Heart failure is among the most common reasons Californians are hospitalized, and one of the greatest expenses for the health care system. Danon disease is a type of heart failure that patients inherit. It is rare but almost always fatal. Patients who suffer from Danon disease cannot correctly perform autophagy, which is a way that cells recycle proteins. We believe that our work will help in the development of new drugs to treat Danon disease. It is also possible that the drugs we discover will be useful for the treatment of other types of heart failure. As other disease such as cancer and Parkinson's disease are associated with impaired autophagy, these drugs may help them as well.

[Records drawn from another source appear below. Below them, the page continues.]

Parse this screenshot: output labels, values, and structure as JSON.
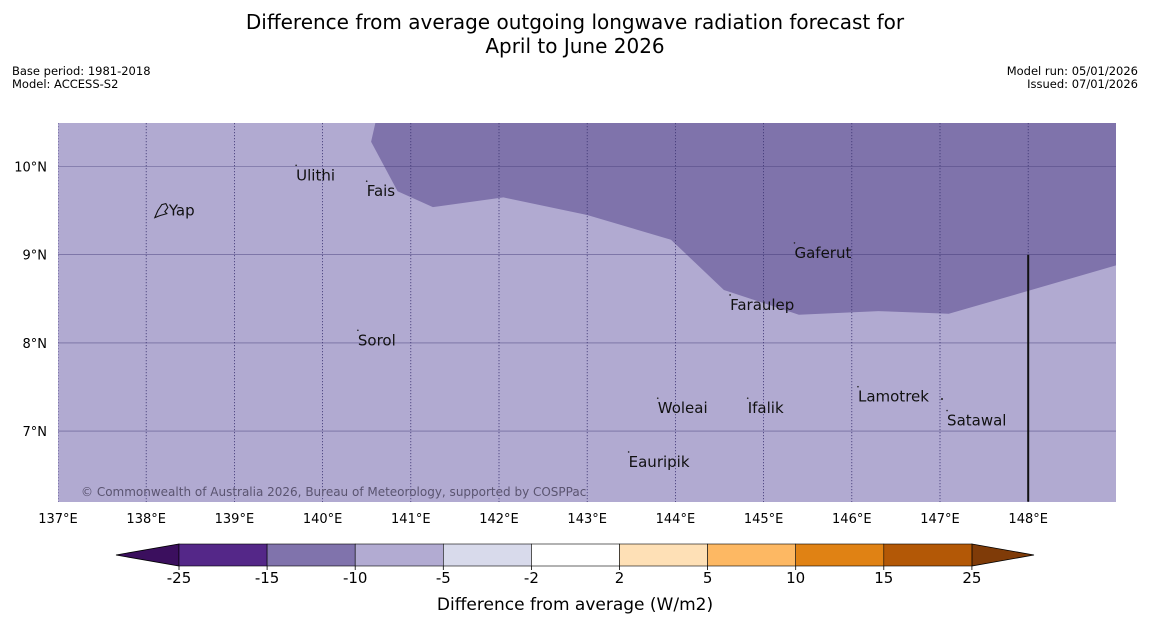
{
  "title": {
    "line1": "Difference from average outgoing longwave radiation forecast for",
    "line2": "April to June 2026"
  },
  "meta_left": {
    "base_period": "Base period: 1981-2018",
    "model": "Model: ACCESS-S2"
  },
  "meta_right": {
    "model_run": "Model run: 05/01/2026",
    "issued": "Issued: 07/01/2026"
  },
  "map": {
    "lon_range": [
      137,
      149
    ],
    "lat_range": [
      6.2,
      10.5
    ],
    "lon_ticks": [
      {
        "value": 137,
        "label": "137°E"
      },
      {
        "value": 138,
        "label": "138°E"
      },
      {
        "value": 139,
        "label": "139°E"
      },
      {
        "value": 140,
        "label": "140°E"
      },
      {
        "value": 141,
        "label": "141°E"
      },
      {
        "value": 142,
        "label": "142°E"
      },
      {
        "value": 143,
        "label": "143°E"
      },
      {
        "value": 144,
        "label": "144°E"
      },
      {
        "value": 145,
        "label": "145°E"
      },
      {
        "value": 146,
        "label": "146°E"
      },
      {
        "value": 147,
        "label": "147°E"
      },
      {
        "value": 148,
        "label": "148°E"
      }
    ],
    "lat_ticks": [
      {
        "value": 10,
        "label": "10°N"
      },
      {
        "value": 9,
        "label": "9°N"
      },
      {
        "value": 8,
        "label": "8°N"
      },
      {
        "value": 7,
        "label": "7°N"
      }
    ],
    "background_class": "-10 to -5",
    "region_class": "-15 to -10",
    "region_boundary": [
      [
        140.6,
        10.5
      ],
      [
        140.55,
        10.28
      ],
      [
        140.85,
        9.72
      ],
      [
        141.25,
        9.54
      ],
      [
        142.05,
        9.65
      ],
      [
        143.0,
        9.45
      ],
      [
        143.95,
        9.17
      ],
      [
        144.55,
        8.6
      ],
      [
        145.4,
        8.32
      ],
      [
        146.3,
        8.36
      ],
      [
        147.1,
        8.33
      ],
      [
        149.0,
        8.88
      ],
      [
        149.0,
        10.5
      ]
    ],
    "meridian_line": {
      "lon": 148,
      "lat_from": 9.0,
      "lat_to": 6.2
    },
    "places": [
      {
        "name": "Yap",
        "lon": 138.2,
        "lat": 9.5,
        "island": true
      },
      {
        "name": "Ulithi",
        "lon": 139.7,
        "lat": 9.9
      },
      {
        "name": "Fais",
        "lon": 140.5,
        "lat": 9.72
      },
      {
        "name": "Gaferut",
        "lon": 145.35,
        "lat": 9.02
      },
      {
        "name": "Faraulep",
        "lon": 144.62,
        "lat": 8.43
      },
      {
        "name": "Sorol",
        "lon": 140.4,
        "lat": 8.03
      },
      {
        "name": "Woleai",
        "lon": 143.8,
        "lat": 7.26
      },
      {
        "name": "Ifalik",
        "lon": 144.82,
        "lat": 7.26
      },
      {
        "name": "Lamotrek",
        "lon": 146.07,
        "lat": 7.39
      },
      {
        "name": "Satawal",
        "lon": 147.08,
        "lat": 7.12
      },
      {
        "name": "Eauripik",
        "lon": 143.47,
        "lat": 6.65
      }
    ],
    "copyright": "© Commonwealth of Australia 2026, Bureau of Meteorology, supported by COSPPac"
  },
  "colorbar": {
    "label": "Difference from average (W/m2)",
    "low_extend_color": "#3b0f5e",
    "high_extend_color": "#7f3b08",
    "bins": [
      {
        "color": "#542788"
      },
      {
        "color": "#8073ac"
      },
      {
        "color": "#b2abd2"
      },
      {
        "color": "#d8daeb"
      },
      {
        "color": "#ffffff"
      },
      {
        "color": "#fee0b6"
      },
      {
        "color": "#fdb863"
      },
      {
        "color": "#e08214"
      },
      {
        "color": "#b35806"
      }
    ],
    "tick_labels": [
      "-25",
      "-15",
      "-10",
      "-5",
      "-2",
      "2",
      "5",
      "10",
      "15",
      "25"
    ]
  },
  "colors": {
    "map_background": "#b1aad1",
    "map_region": "#7f73ab",
    "grid": "#3d3573"
  }
}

From a public health perspective, the development of new drugs for heart failure would be of great benefit to Californians. Furthermore, the work could lead to additional grants from federal agency's, as well as larger studies on patients done in partnership with industry. Such studies have the potential of creating jobs and revenue for the state.
The goal of our project was to use stem cells to help identify new drugs for the treatment of Danon Disease, a rare, inherited disease that causes severe heart disease. Patients with Danon disease generally die in the second and third decade of life of heart failure. We have been working on this project for roughly one year. Since starting we have developed multiple stem cell lines from patients with Danon Disease. We have used these stem cells to make heart cells and have begun testing medicines on these heart cells to see if we can get them to work better. We plan in the future to identify new medicines to test any new medicines we identify on mice that have been made to mimic the disease. We are very hopeful that by the end of this project we will have come up with new ways for helping patients with this deadly disease.
The goal of our project is use stem cells to help identify new drugs for the treatment of Danon Disease, a rare, inherited disease that causes severe heart disease. Patients with Danon disease generally die in the second and third decade of life of heart failure. We have been working on this project for roughly two yeara. Since starting we have developed over 7 stem cell lines from patients with Danon Disease. We have used these stem cells to make heart cells and have screened hundreds of drugs on these cells. We have identified several drugs using this system that show some promise and are undergoing more rigorous testing. We have also begun working with mice that have been genetically engineered to model Danon disease. We hope that these mice can be used to test out the new drugs we have identified using our stem cell screens.
The broad objective of this project is the identification of new medicines for the treatment of Danon disease using a cell-based screening system. To achieve this goal, we use cells derived from stem cells from patients with Danon disease to identify potential medicines. Potential medicines identified in the screen will then be tested on heart cells to confirm that they improve cardiomyocyte function. We will then optimize and generate large quantities of the leading medicines identified through these screens and test them on mice.
Our strategy is based on previously established findings in our lab that Danon stem cell derived heart cells retain key features of the patients from which they were derived. Using cells generated from Danon disease patients, we have confirmed that these cells have impaired function. Initially we plan to screen FDA-approved compounds using this system and then move onto pathway-based small molecule libraries if no FDA-approved compounds are identified. The most promising compounds identified in these screens will then be tested in an established mouse model of Danon disease.
We continue to make progress toward these goals. Currently, we have performed two separate small molecule screens from which we have identified >10 potential compounds of interest. Furthermore, based on pathway analysis done in fibroblasts we have identified one FDA-approved compound for testing in our mouse model.